Milking NAFTA for all it’s worth
I’ve always been fascinated by the differences between anti-NAFTA critiques north and south of the border. While in both Mexico and the United States, the left has always attacked NAFTA over its unfair labor provisions, and lack of environmental regulations, in Mexico, the biggest “losers”… and most vociferous critics have been the farmers. Although it was the subsistence farmers and small producers who were devastated (many turning to “unregulated” crops like marijuana or opium poppies if they were to survive at all) even the large producers have had nothing but complaints. The political left has been particularly strong in rural areas in good part because they have demanded renegotiations of NAFTA, and more support for farmers, especially those growing maize (corn).
In the United States, where it is industrial workers who felt shafted by NAFTA, the strongest supporters have been the farmers… or at least the “Big Agro”, which had the advantage of US export credits and tax breaks corporate tax breaks that allowed it to profit from Mexico’s agricultural crisis.
Trump may have accidentally upset the balance, bringing the “big business” producers… those who managed to profit from US markets, more in line with the small farmers, bringing hope to corn growers and milk producers, while realizing their own position may not be as bad as they first thought.
Even more interesting is that I came across “Sector agropecuario sería contrapeso en renegociación del TLCAN” (by Valente Villamil and Daniel Blanco) in today’s El Financiero from a post on a left-wing site. El Financiero is the Mexican equivalent of the Wall Street Journal, and while less reactionary in its editorials, is the voice of the buinesss elites. My translation follows.
Mexican agriculture may be the industry that balances out the impeding renegotiation of NAFTA, said Luis de la Calle, an expert on foreign trade, during his participation in the EF Agro Forum, organized by El Financie
“It is what gives balance to the negotiation: the agricultural sector is very important because we are a major market,” said de la Calle, who participated in negotiating the original NAFTA treaty that was signed in 1993.
And although Mexico fruit and vegetables are a major export — in 2016, selling more than 1.9 billion dollars in tomatoes and another 1.7 billion in avocados, — the country is also a big buyer from its neighbor of the North, purchasing over 1.4 TRILLION dollars in agricultural products over the last two years.
In the event that NAFTA ends, although Mexico would see effects, the United States would be severely impacted, as World Trade Organization (WTO) rules would automatically be applied. Mexican agricultural exports would pay a 6.4 % tax to enter the United States, while US goods entering Mexico would be taxed at 38.4 %, de la Calle explained.
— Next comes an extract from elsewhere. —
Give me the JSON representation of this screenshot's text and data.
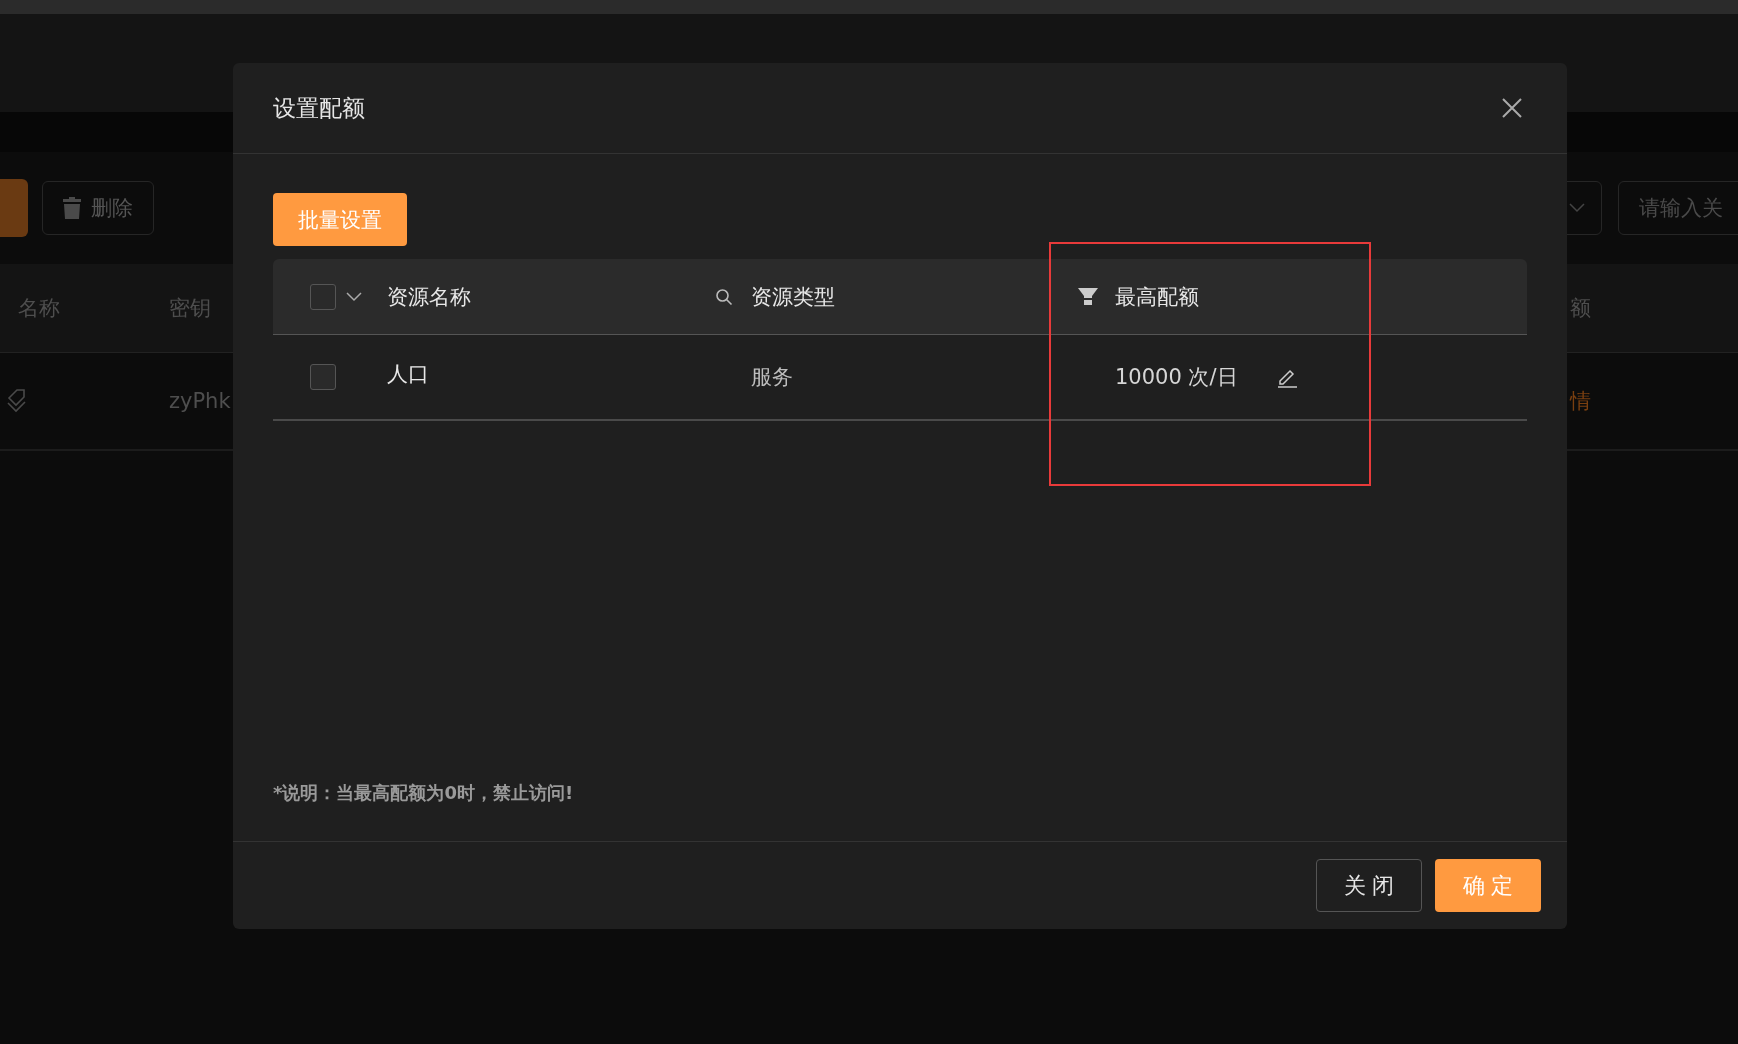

De la Calle, managing director of De la Calle, Madrazo, Mancera Consultants, quoted from an open letter to US president Donald Trump, from dozens of agri-business companies and organizations in which they asked Trump to maintain NAFTA, or renegotiate it in light of the impact on the US agricultural sector.
“For reasons having to do with the higher taxes, the producers in the United States are very fond of NAFTA as it stands now,” he said.
At the same forum, Eduardo Orihuela, president of the National Confederation of Rural Landowners, warned that the US decision to renegotiate NAFTA could lead to a shortage of Mexican products in the US market, which would eventually lead to an increase in prices, if there is no Substitution capacity.
” If there is no substitution capacity (for food products that Mexico sends to the US) it will generate a price increase and consequently a decrease in consumption. One of every fruit consumed in the United States comes from Mexico,” he added.
Scot Rank, General Director of Grupo Lala [Mexico’s largest dairy products company], opined that while the agricultural sector in Mexico is a success story in many ways, there are also examples where many producers barely survive.
“The dairy industry represents 20 percent of the agricultural sector, producing 11 billion liters of milk a year and growing 5 percent a year. To meet the present demand for 16 billion liters of milk, we have to import, and there are more than 100 formal companies in the sector, “said Rank.
According to Rank, in order to improve opportunities in the dairy sector, “yellow maize production must be grown to feed the livestock and to be able to produce 5 billion liters more to meet demand, there have to be protocols to facilitate the importation of dairy products from various counties, give tax incentives to the dairy producers, and promote milk consumption in the schools.”